For completeness, I’m going to present the algorithm a bit more formally and prove that it works for the even case here. So, if you’ve somehow managed to make it this far, I imagine that this is where you’ll definitely check out ![]()
First, some notation. In the discussion that follows, I use the ‘.’ operator to mean concatenation of digits. So, 123 . 456 is the number 123 456. The _ denotes a subscript. The _rev subscript indicates the operation of reversing digits, so 123_rev is 321. A bold zero ( 0 ) indicates a sequences of n/2 zeroes. So, if m = 1234, then 12 . 0 is 1200.
Let m = d_n . d_(n-1) … d_1 be an n-digit number where n is even.

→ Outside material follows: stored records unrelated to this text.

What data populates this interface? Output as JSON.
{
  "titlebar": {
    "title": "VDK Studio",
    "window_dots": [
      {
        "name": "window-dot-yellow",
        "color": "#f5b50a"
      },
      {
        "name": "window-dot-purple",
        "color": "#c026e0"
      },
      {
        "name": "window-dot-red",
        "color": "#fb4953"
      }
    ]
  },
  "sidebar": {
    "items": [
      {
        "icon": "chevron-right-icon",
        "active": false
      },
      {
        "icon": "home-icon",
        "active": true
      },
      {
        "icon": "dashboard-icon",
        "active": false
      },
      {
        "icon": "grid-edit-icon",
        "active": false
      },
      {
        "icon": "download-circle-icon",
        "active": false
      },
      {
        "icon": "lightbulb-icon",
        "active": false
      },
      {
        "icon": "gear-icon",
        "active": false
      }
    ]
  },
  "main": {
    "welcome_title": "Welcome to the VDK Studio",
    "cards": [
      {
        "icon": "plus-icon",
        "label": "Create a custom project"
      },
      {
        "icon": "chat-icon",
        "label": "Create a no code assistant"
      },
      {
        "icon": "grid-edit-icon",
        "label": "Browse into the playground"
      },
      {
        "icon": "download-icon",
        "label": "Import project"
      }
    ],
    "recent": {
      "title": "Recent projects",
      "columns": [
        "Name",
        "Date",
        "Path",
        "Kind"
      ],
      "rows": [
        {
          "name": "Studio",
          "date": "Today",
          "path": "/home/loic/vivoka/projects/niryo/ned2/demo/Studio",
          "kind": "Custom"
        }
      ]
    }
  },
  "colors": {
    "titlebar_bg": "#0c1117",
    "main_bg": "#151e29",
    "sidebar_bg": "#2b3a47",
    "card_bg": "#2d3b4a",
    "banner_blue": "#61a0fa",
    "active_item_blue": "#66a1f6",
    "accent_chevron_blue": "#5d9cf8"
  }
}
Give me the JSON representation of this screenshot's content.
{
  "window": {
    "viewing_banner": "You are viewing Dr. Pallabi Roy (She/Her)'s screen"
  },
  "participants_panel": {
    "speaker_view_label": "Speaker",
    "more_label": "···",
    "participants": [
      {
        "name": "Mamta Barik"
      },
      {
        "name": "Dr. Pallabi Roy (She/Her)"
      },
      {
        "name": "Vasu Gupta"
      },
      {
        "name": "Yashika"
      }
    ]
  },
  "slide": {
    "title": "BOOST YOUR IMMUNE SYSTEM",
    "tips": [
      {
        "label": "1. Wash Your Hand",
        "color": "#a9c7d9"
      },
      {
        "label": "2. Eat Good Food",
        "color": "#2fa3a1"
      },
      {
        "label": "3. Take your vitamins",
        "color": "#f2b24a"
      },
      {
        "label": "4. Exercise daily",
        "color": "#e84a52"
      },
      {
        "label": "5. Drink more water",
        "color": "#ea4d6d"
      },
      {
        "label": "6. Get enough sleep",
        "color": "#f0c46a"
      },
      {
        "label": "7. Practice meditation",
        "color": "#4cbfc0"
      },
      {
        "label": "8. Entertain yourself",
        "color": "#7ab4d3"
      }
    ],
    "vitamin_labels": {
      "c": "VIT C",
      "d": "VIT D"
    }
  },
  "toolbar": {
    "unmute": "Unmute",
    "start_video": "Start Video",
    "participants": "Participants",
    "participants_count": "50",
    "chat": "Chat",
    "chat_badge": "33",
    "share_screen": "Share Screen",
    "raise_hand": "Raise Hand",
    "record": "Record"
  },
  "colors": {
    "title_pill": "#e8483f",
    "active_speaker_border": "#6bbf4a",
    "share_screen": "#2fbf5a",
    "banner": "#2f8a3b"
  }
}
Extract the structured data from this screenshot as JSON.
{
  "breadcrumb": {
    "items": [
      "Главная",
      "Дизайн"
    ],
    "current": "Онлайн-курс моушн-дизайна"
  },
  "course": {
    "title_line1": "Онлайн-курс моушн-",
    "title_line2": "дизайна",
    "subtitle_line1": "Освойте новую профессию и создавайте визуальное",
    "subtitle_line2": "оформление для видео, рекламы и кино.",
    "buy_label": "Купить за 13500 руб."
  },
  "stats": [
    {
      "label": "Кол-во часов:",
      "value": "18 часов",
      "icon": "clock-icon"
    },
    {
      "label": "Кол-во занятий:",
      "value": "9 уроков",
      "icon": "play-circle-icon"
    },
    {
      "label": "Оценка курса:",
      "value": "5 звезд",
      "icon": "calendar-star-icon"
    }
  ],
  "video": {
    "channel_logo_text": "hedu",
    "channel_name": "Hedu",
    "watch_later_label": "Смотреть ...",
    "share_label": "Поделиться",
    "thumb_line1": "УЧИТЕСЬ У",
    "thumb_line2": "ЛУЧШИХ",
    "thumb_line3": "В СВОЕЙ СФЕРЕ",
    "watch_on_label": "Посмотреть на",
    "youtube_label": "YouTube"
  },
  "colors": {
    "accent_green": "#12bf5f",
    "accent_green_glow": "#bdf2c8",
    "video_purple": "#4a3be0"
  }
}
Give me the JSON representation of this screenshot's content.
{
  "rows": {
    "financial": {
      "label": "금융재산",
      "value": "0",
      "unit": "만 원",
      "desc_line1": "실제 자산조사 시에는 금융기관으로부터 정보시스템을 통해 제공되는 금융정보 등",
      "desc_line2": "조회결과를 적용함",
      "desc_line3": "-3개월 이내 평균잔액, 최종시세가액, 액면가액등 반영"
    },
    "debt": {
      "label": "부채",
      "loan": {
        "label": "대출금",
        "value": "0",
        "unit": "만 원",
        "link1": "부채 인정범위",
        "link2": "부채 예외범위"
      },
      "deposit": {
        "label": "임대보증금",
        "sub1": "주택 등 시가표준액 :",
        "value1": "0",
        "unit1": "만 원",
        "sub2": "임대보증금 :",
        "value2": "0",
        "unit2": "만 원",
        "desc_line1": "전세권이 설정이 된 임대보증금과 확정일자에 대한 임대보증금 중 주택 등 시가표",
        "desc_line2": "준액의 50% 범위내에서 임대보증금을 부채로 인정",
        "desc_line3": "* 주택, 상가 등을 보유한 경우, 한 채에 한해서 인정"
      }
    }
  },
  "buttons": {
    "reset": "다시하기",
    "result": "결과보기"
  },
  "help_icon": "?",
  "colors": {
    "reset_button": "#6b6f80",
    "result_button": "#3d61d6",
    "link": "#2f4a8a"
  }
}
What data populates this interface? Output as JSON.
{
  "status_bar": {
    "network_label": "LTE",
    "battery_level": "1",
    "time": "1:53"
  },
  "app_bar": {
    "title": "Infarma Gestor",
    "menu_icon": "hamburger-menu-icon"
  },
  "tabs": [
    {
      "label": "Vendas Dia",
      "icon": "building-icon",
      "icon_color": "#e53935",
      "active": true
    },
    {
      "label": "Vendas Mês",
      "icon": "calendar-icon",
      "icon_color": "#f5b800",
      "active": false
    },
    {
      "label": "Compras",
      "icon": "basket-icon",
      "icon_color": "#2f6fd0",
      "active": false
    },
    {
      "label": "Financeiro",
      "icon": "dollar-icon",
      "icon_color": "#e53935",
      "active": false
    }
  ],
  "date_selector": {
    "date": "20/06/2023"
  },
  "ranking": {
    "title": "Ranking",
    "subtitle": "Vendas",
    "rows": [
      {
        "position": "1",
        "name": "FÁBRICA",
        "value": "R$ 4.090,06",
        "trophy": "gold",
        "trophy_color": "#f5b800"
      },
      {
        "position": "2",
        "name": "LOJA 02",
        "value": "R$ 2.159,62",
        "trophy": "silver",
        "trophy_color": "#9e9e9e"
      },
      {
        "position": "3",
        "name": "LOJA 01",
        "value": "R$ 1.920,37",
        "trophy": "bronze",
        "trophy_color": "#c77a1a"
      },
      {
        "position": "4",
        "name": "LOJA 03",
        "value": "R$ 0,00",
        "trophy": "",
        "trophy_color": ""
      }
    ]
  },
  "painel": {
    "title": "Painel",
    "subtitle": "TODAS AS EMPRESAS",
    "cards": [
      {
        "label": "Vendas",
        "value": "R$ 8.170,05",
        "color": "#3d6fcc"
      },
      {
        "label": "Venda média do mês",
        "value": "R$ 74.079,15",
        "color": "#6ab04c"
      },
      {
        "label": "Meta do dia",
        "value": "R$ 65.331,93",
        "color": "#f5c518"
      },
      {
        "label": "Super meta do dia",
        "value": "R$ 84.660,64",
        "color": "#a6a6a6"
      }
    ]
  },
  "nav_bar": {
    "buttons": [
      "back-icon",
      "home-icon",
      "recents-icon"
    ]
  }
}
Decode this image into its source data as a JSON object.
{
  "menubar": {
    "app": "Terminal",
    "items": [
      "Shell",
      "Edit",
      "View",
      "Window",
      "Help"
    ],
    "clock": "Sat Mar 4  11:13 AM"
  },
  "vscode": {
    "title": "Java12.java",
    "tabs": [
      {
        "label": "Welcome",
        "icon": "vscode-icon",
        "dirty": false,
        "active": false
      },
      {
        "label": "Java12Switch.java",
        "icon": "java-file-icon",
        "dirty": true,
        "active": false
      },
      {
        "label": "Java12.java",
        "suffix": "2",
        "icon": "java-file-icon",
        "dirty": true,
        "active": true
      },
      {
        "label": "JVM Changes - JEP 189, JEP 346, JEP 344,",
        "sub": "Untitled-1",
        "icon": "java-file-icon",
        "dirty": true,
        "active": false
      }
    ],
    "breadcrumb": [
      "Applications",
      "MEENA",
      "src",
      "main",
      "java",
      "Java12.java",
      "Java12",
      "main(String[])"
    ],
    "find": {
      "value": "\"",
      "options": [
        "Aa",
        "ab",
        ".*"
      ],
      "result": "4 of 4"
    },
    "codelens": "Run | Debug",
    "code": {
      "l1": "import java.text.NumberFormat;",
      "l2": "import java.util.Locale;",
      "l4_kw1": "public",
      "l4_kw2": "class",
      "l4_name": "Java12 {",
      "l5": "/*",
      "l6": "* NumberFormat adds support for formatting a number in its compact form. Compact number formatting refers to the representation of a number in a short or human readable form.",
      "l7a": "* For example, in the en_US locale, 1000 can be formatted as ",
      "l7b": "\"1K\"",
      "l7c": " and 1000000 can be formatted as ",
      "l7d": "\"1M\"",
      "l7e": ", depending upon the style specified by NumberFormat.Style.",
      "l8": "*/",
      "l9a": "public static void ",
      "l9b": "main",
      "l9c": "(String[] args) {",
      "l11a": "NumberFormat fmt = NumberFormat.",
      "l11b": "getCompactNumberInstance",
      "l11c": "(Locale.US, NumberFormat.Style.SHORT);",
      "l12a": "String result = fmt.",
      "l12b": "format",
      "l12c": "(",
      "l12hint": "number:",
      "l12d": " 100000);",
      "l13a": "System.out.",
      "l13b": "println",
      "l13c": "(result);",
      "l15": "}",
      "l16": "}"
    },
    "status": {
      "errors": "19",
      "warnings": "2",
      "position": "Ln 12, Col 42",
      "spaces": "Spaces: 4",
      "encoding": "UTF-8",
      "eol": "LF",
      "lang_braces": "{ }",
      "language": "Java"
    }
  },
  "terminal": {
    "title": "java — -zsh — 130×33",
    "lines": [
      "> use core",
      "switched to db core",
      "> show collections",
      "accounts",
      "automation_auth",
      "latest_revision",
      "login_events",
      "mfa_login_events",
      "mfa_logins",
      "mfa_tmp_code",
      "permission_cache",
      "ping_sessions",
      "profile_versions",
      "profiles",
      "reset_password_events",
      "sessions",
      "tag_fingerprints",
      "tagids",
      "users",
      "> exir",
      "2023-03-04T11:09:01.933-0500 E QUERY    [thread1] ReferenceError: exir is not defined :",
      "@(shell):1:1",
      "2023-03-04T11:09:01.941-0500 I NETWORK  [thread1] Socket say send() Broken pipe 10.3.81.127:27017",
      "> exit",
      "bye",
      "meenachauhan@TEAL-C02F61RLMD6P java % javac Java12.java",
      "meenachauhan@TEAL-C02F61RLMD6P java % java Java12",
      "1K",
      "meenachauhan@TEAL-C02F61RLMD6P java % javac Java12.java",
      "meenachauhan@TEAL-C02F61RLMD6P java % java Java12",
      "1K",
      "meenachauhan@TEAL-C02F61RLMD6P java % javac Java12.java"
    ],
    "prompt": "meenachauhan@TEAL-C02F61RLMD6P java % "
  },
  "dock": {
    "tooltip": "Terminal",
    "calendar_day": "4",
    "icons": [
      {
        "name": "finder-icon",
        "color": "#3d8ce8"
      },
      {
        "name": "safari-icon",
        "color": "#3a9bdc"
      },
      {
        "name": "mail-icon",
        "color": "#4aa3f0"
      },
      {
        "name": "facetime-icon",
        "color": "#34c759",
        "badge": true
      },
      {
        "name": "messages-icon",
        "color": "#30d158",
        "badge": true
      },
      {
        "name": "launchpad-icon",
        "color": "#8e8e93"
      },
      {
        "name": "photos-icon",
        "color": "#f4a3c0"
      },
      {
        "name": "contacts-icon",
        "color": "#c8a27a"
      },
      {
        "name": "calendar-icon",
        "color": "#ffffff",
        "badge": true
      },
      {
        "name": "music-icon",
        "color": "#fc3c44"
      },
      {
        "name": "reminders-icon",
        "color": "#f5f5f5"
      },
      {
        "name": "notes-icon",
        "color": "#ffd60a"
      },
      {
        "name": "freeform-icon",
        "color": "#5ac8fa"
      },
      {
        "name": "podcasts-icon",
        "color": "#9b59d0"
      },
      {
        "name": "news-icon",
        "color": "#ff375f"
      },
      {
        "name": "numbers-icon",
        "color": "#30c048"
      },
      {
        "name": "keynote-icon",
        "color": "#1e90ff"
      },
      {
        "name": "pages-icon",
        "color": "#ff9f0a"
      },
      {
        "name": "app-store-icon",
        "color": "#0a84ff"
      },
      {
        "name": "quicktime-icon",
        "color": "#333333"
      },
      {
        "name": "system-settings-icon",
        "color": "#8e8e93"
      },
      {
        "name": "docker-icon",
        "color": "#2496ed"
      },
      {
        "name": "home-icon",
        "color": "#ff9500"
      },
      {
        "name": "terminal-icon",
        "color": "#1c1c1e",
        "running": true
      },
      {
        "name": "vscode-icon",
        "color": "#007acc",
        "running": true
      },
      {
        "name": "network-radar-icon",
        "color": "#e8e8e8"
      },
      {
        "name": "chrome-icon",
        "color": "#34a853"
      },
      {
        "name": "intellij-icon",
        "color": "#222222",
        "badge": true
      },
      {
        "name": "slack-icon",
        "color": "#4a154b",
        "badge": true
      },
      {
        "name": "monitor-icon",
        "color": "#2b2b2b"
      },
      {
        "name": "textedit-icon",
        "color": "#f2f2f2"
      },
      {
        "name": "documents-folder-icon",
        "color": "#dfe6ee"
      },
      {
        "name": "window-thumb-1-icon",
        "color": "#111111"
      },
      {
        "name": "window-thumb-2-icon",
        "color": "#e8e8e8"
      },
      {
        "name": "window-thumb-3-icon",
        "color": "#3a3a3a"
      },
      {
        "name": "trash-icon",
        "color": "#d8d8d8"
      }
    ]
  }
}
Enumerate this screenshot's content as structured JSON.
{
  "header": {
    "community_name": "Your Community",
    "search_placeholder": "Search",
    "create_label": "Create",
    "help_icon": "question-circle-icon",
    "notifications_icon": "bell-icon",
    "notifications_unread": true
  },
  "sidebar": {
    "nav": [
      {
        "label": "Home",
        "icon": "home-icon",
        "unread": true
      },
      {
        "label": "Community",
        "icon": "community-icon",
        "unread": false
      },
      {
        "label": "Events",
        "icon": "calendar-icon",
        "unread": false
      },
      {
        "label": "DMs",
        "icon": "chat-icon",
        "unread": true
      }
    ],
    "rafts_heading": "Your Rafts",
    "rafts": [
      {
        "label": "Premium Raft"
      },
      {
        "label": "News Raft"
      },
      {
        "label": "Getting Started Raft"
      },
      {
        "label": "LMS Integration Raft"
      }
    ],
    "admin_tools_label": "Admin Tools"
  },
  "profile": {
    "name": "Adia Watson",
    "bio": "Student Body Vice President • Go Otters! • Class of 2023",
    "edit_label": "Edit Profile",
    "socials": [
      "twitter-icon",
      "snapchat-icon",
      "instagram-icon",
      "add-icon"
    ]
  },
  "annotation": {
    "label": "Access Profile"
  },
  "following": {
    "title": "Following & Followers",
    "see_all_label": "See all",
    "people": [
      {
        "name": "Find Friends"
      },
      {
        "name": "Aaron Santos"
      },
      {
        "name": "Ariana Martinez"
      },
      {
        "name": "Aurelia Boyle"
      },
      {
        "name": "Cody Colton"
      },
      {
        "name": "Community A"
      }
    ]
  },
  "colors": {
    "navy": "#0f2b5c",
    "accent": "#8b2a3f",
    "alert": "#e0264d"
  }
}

Let l = d_n . d_(n-1) … d_(n/2), and let r = d_(n/2 + 1) … d_1.
Claim:
(a) If (l . l_rev) >= m, then (l . l_rev) is the smallest palindrome that is greater than or equal to m.
(b) If (l . l_rev) < m, then ( (l + 1) . (l + 1)_rev) is the smallest palindrome that is greater than or equal to m.
Proof:
(a)
We have (l . l_rev) >= m.
This implies that (l . l_rev) >= (l . r), which implies that l_rev >= r. Any palindrome between (l . l_rev) and m would have to be of the form p = l . x, where r < x < l_rev, where x = l_rev (to satisfy the palindrome constraint). Obviously, the only such x is l_rev itself.
OK, that was pretty weak, but hopefully you get the gist.
(b)
We have (l . l_rev) < m.
p = ( (l + 1) . (l + 1)_rev) is certainly > m.
We show that there are no palindromes between m and p, and so p must be the next greatest palindrome.
We consider two cases:
(i) Is there a palindrome between m and ( (l + 1) . 0)? Such a palindrome would have l as the first n/2 digits. Thus, the resulting palindrome would be (l . l_rev), which we have already seen is < m.
(ii) Is there a palindrome between ( (l + 1) . 0) and p? No, because such a palindrome would have (l + 1) as the first n/2 digits, and the only palindrome that can be formed as such will be p itself.
OK, so that was likely more verbose than it needed to be, but so it goes. As I said before, the case where m has an odd number of digits is a bit stickier, but only involves one more check. See the program itself for details.